12. Using the Query Optimizer : Types of Nodes in a QEP : Join Nodes in a QEP : Hash Join Node

Share this page

Hash Join Node

The hash is an optimized join that replaces the FSM join when one or both of the subtrees must be sorted. It functions by loading the rows of one subtree into a memory resident hash table, keyed on the values of the join columns. The rows of the other subtree are hashed on their join key values into the hash table, allowing very efficient matching of joined rows.

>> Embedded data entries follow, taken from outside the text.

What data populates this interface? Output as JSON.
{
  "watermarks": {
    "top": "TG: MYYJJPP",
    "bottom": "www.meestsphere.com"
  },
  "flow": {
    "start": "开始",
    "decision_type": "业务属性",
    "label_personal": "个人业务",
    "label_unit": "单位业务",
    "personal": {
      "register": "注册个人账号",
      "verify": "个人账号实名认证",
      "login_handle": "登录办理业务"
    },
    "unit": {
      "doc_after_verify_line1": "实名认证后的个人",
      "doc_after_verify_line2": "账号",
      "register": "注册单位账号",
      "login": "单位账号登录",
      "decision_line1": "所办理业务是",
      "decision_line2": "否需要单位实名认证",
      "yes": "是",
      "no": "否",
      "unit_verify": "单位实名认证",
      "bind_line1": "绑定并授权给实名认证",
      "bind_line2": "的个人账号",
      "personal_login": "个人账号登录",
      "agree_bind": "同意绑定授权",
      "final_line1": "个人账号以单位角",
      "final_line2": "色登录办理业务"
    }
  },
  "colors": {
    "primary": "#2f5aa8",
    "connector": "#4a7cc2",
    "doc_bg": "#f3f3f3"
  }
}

By avoiding the sort(s) of the FSM join, the hash join can be much more efficient.

A typical abbreviated example of a QEP diagram involving a hash join is shown below:

Join

/ \

proj-rest proj-rest

/ /

table table

This node is displayed with the following information on a QEP diagram:

• A label identifying it as a hash join node, along with the columns on which join processing is done

• If an outer join has been requested, one of the following labels indicating the type of join:

[LEFT JOIN]
[FULL JOIN]
[RIGHT JOIN]

• Storage structure (which is usually heap) or a list of sort columns if the data is being sorted

• Total number of pages and tuples

• Query cost information

• Optionally, sort information (whether the data produced by this node is already sorted or requires sorting)

Like the FSM join, the hash join is most common when a bulk join takes place with no row restrictions on either table involved in the join, as with a SELECT statement of the following form:

select from r1,r2 where r1.joincol= r2.joincol;

This example shows a QEP diagram with hash join node resulting from such a bulk join:

select a.col2, b.col2 from arel a, brel b

where a.col1 = b.col2;

QUERY PLAN 1,1, no timeout, of main query

HASH Join(col1)

Heap

Pages 1 Tups 156

D9 C40

/ \

Proj-rest Proj-rest

Heap Heap

Pages 1 Tups 156 Pages 1 Tups 156

D8 C1 D1 C1

/ /

arel(a) brel (b)

Hashed (NU) Isam (NU)

Pages 70 Tups 156 Pages 3 Tups 156